Control Is an Illusion: Stimulus Control without Frustration

“Good stimulus control is nothing more than true communication—honest, fair communication. It is the most complex, difficult, and elegant aspect of training with positive reinforcement.” - Karen Pryor

Stimulus control is not about how much control you have over your animal, but about how precisely you are able to communicate when reinforcement is available for a behavior and when it’s not. Stimulus control is also a reflection of overall dog and handler fluency at the moment the cues are learned. We’ve all seen or worked with dogs that fidget, pant, bark, and throw every behavior they’ve ever been clicked for when they are not quite sure what you want. These responses are not caused by over-arousal or the use of food in training, but by unclear criteria, unclear context cues, unhelpful defaults accidentally reinforced in past training sessions, and the resurgence of incomplete behaviors that were never fully put on cue to start.

The goal of this Session is to highlight the importance of stimulus control by looking at ways to refine how to teach it. Happily, the use of extinction is not necessary. There are far less frustrating methods to get behaviors on cue efficiently, as well as to make it clear exactly when we want our animals to offer behavior, and when we want them to wait. If you’ve ever struggled with a “frantic dog,” have a dog that frequently goes off course because fun obstacles keep trumping your directional cues, or have a dog that has a start on lots of behaviors that you now want to get on cue more reliably, this is the Session for you!

Sarah Owings

Sarah Owings is a Karen Pryor Academy Certified Training Partner. She specializes in the practical application of behavioral principles to help transform the lives of fearful, shut down, and over-the-top dogs. As an international speaker and regular contributor to online training forums, she is known for her innovative approaches to tough behavior problems and her compassionate and insightful teaching. Sarah has written for Clean Run magazine on topics such as stimulus control, release cues, and toy-related cues. She is a member of the ClickerExpo faculty, an instructor for Cyber Scent Online, and an advisor to the Glendale Humane Society in Los Angeles.

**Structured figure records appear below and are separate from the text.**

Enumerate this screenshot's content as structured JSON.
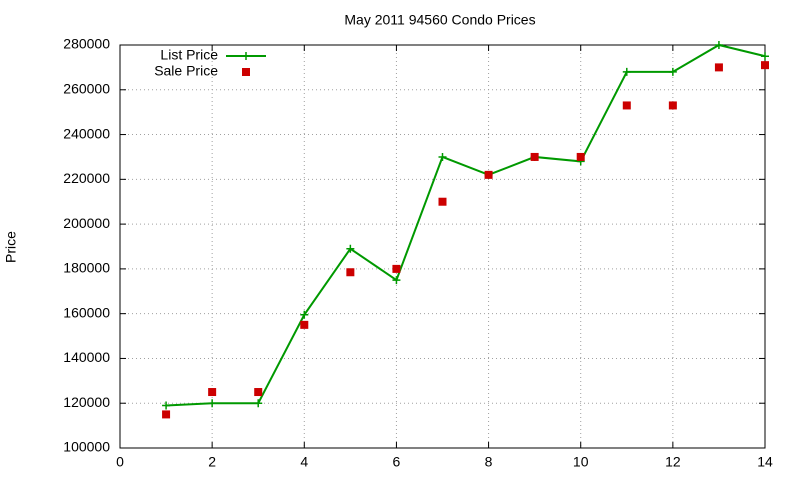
{
  "chart_data": {
    "type": "line",
    "title": "May 2011 94560 Condo Prices",
    "y_label": "Price",
    "x": [
      1,
      2,
      3,
      4,
      5,
      6,
      7,
      8,
      9,
      10,
      11,
      12,
      13,
      14
    ],
    "series": [
      {
        "name": "List Price",
        "color": "#009900",
        "mode": "lines+markers",
        "values": [
          119000,
          120000,
          120000,
          159500,
          189000,
          175000,
          230000,
          222000,
          230000,
          228000,
          268000,
          268000,
          280000,
          275000
        ]
      },
      {
        "name": "Sale Price",
        "color": "#cc0000",
        "mode": "markers",
        "values": [
          115000,
          125000,
          125000,
          155000,
          178500,
          180000,
          210000,
          222000,
          230000,
          230000,
          253000,
          253000,
          270000,
          271000
        ]
      }
    ],
    "xlim": [
      0,
      14
    ],
    "xticks": [
      0,
      2,
      4,
      6,
      8,
      10,
      12,
      14
    ],
    "ylim": [
      100000,
      280000
    ],
    "yticks": [
      100000,
      120000,
      140000,
      160000,
      180000,
      200000,
      220000,
      240000,
      260000,
      280000
    ],
    "grid": true,
    "legend": "top-left"
  }
}
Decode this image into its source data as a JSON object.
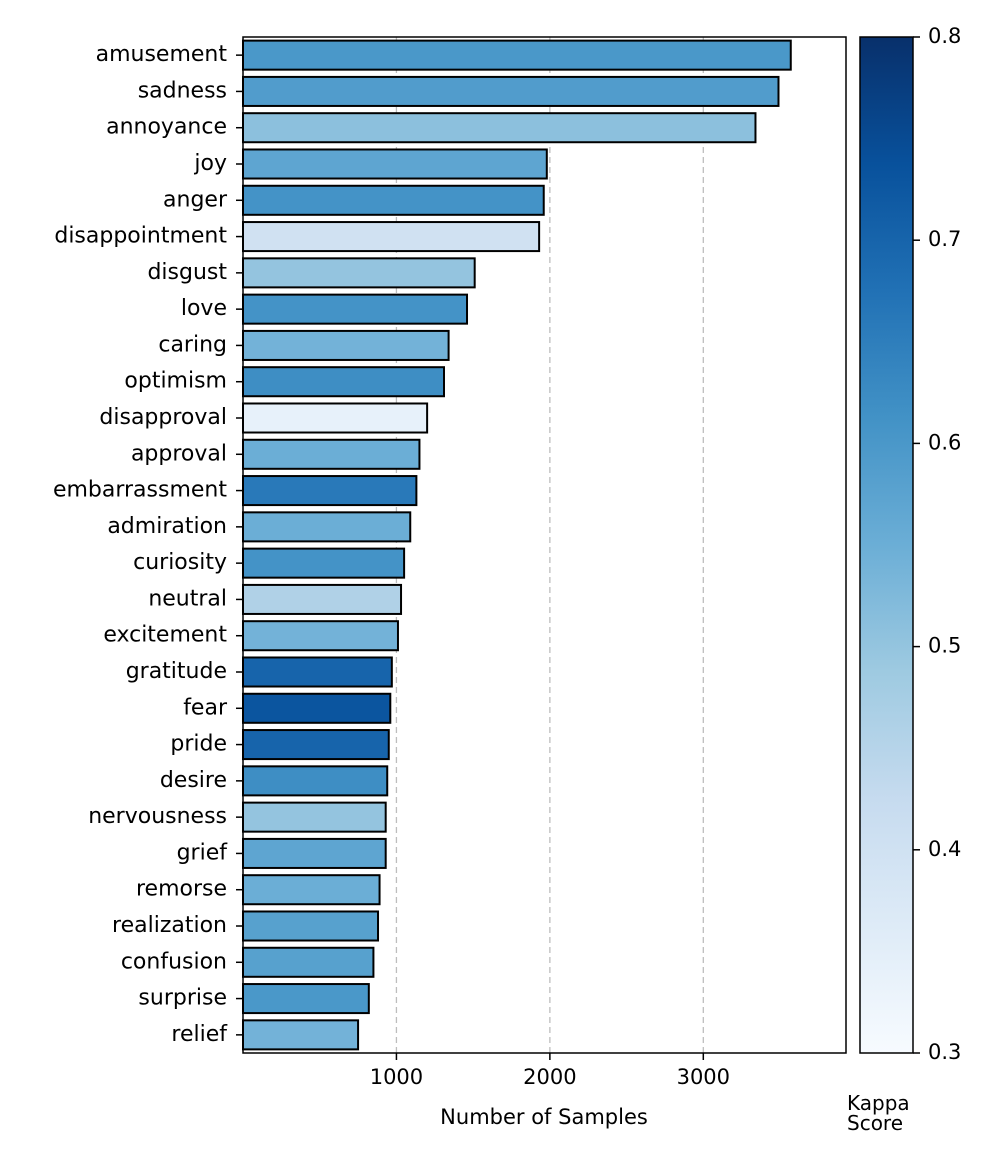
{
  "chart_data": {
    "type": "bar",
    "orientation": "horizontal",
    "title": "",
    "xlabel": "Number of Samples",
    "ylabel": "",
    "xlim": [
      0,
      3930
    ],
    "xticks": [
      1000,
      2000,
      3000
    ],
    "xtick_labels": [
      "1000",
      "2000",
      "3000"
    ],
    "grid": "vertical dashed",
    "categories": [
      "amusement",
      "sadness",
      "annoyance",
      "joy",
      "anger",
      "disappointment",
      "disgust",
      "love",
      "caring",
      "optimism",
      "disapproval",
      "approval",
      "embarrassment",
      "admiration",
      "curiosity",
      "neutral",
      "excitement",
      "gratitude",
      "fear",
      "pride",
      "desire",
      "nervousness",
      "grief",
      "remorse",
      "realization",
      "confusion",
      "surprise",
      "relief"
    ],
    "values": [
      3570,
      3490,
      3340,
      1980,
      1960,
      1930,
      1510,
      1460,
      1340,
      1310,
      1200,
      1150,
      1130,
      1090,
      1050,
      1030,
      1010,
      970,
      960,
      950,
      940,
      930,
      930,
      890,
      880,
      850,
      820,
      750
    ],
    "kappa_scores": [
      0.6,
      0.59,
      0.51,
      0.57,
      0.61,
      0.4,
      0.5,
      0.61,
      0.54,
      0.62,
      0.34,
      0.55,
      0.66,
      0.55,
      0.61,
      0.46,
      0.54,
      0.7,
      0.73,
      0.7,
      0.62,
      0.5,
      0.57,
      0.55,
      0.58,
      0.58,
      0.6,
      0.54
    ],
    "colorbar": {
      "label_line1": "Kappa",
      "label_line2": "Score",
      "range": [
        0.3,
        0.8
      ],
      "ticks": [
        0.3,
        0.4,
        0.5,
        0.6,
        0.7,
        0.8
      ],
      "tick_labels": [
        "0.3",
        "0.4",
        "0.5",
        "0.6",
        "0.7",
        "0.8"
      ],
      "colormap": "Blues"
    }
  }
}
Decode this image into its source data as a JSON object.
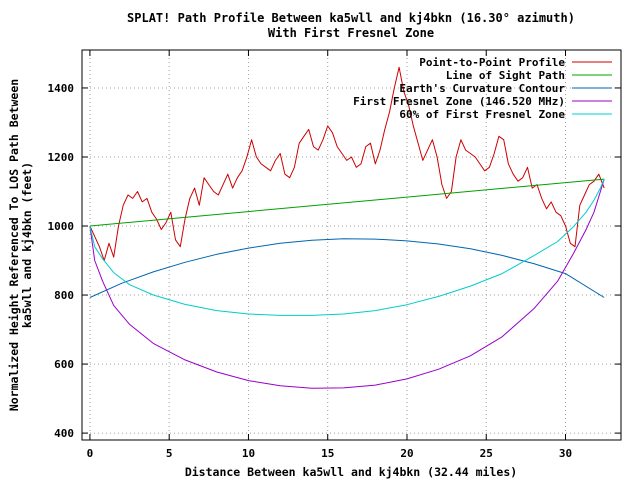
{
  "chart_data": {
    "type": "line",
    "title": "SPLAT! Path Profile Between ka5wll and kj4bkn (16.30° azimuth)",
    "subtitle": "With First Fresnel Zone",
    "xlabel": "Distance Between ka5wll and kj4bkn (32.44 miles)",
    "ylabel_line1": "Normalized Height Referenced To LOS Path Between",
    "ylabel_line2": "ka5wll and kj4bkn (feet)",
    "xlim": [
      -0.5,
      33.5
    ],
    "ylim": [
      380,
      1510
    ],
    "xticks": [
      0,
      5,
      10,
      15,
      20,
      25,
      30
    ],
    "yticks": [
      400,
      600,
      800,
      1000,
      1200,
      1400
    ],
    "grid": true,
    "legend_position": "top-right",
    "series": [
      {
        "name": "Point-to-Point Profile",
        "color": "#cc0000",
        "x": [
          0,
          0.3,
          0.6,
          0.9,
          1.2,
          1.5,
          1.8,
          2.1,
          2.4,
          2.7,
          3.0,
          3.3,
          3.6,
          3.9,
          4.2,
          4.5,
          4.8,
          5.1,
          5.4,
          5.7,
          6.0,
          6.3,
          6.6,
          6.9,
          7.2,
          7.5,
          7.8,
          8.1,
          8.4,
          8.7,
          9.0,
          9.3,
          9.6,
          9.9,
          10.2,
          10.5,
          10.8,
          11.1,
          11.4,
          11.7,
          12.0,
          12.3,
          12.6,
          12.9,
          13.2,
          13.5,
          13.8,
          14.1,
          14.4,
          14.7,
          15.0,
          15.3,
          15.6,
          15.9,
          16.2,
          16.5,
          16.8,
          17.1,
          17.4,
          17.7,
          18.0,
          18.3,
          18.6,
          18.9,
          19.2,
          19.5,
          19.8,
          20.1,
          20.4,
          20.7,
          21.0,
          21.3,
          21.6,
          21.9,
          22.2,
          22.5,
          22.8,
          23.1,
          23.4,
          23.7,
          24.0,
          24.3,
          24.6,
          24.9,
          25.2,
          25.5,
          25.8,
          26.1,
          26.4,
          26.7,
          27.0,
          27.3,
          27.6,
          27.9,
          28.2,
          28.5,
          28.8,
          29.1,
          29.4,
          29.7,
          30.0,
          30.3,
          30.6,
          30.9,
          31.2,
          31.5,
          31.8,
          32.1,
          32.44
        ],
        "values": [
          1000,
          970,
          940,
          900,
          950,
          910,
          1000,
          1060,
          1090,
          1080,
          1100,
          1070,
          1080,
          1040,
          1020,
          990,
          1010,
          1040,
          960,
          940,
          1020,
          1080,
          1110,
          1060,
          1140,
          1120,
          1100,
          1090,
          1120,
          1150,
          1110,
          1140,
          1160,
          1200,
          1250,
          1200,
          1180,
          1170,
          1160,
          1190,
          1210,
          1150,
          1140,
          1170,
          1240,
          1260,
          1280,
          1230,
          1220,
          1250,
          1290,
          1270,
          1230,
          1210,
          1190,
          1200,
          1170,
          1180,
          1230,
          1240,
          1180,
          1220,
          1280,
          1330,
          1400,
          1460,
          1390,
          1350,
          1290,
          1240,
          1190,
          1220,
          1250,
          1200,
          1120,
          1080,
          1100,
          1200,
          1250,
          1220,
          1210,
          1200,
          1180,
          1160,
          1170,
          1210,
          1260,
          1250,
          1180,
          1150,
          1130,
          1140,
          1170,
          1110,
          1120,
          1080,
          1050,
          1070,
          1040,
          1030,
          1000,
          950,
          940,
          1060,
          1090,
          1120,
          1130,
          1150,
          1110
        ]
      },
      {
        "name": "Line of Sight Path",
        "color": "#00a000",
        "x": [
          0,
          32.44
        ],
        "values": [
          1000,
          1136
        ]
      },
      {
        "name": "Earth's Curvature Contour",
        "color": "#0066b0",
        "x": [
          0,
          2,
          4,
          6,
          8,
          10,
          12,
          14,
          16,
          18,
          20,
          22,
          24,
          26,
          28,
          30,
          32.44
        ],
        "values": [
          793,
          834,
          867,
          895,
          918,
          936,
          950,
          959,
          963,
          962,
          957,
          948,
          934,
          915,
          891,
          862,
          793
        ]
      },
      {
        "name": "First Fresnel Zone (146.520 MHz)",
        "color": "#9900cc",
        "x": [
          0,
          0.3,
          0.8,
          1.5,
          2.5,
          4,
          6,
          8,
          10,
          12,
          14,
          16,
          18,
          20,
          22,
          24,
          26,
          28,
          29.5,
          30.5,
          31.3,
          31.8,
          32.2,
          32.44
        ],
        "values": [
          1000,
          900,
          840,
          770,
          715,
          660,
          612,
          577,
          552,
          537,
          530,
          531,
          539,
          557,
          585,
          624,
          679,
          760,
          840,
          920,
          990,
          1040,
          1100,
          1136
        ]
      },
      {
        "name": "60% of First Fresnel Zone",
        "color": "#00cccc",
        "x": [
          0,
          0.3,
          0.8,
          1.5,
          2.5,
          4,
          6,
          8,
          10,
          12,
          14,
          16,
          18,
          20,
          22,
          24,
          26,
          28,
          29.5,
          30.5,
          31.3,
          31.8,
          32.2,
          32.44
        ],
        "values": [
          1000,
          940,
          905,
          865,
          830,
          800,
          773,
          755,
          745,
          741,
          741,
          745,
          755,
          772,
          796,
          826,
          862,
          914,
          955,
          998,
          1040,
          1075,
          1110,
          1136
        ]
      }
    ]
  }
}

Sarah is also an avid nose work competitor, currently competing at both the Elite and Iron Dog levels with her Labrador retriever, Tucker. Tucker was the recipient of the Harry Award in 2015 and has the distinction of titling at each level of NACSW without a single miss. In Sniffing Dog Sports, he has won High in Trial in both Advanced and Excellent divisions and has earned a HIT at Iron Dog. Tucker's trained final response for nose work, a hover-freeze at source, was taught with a marker signal, following clicker training principles.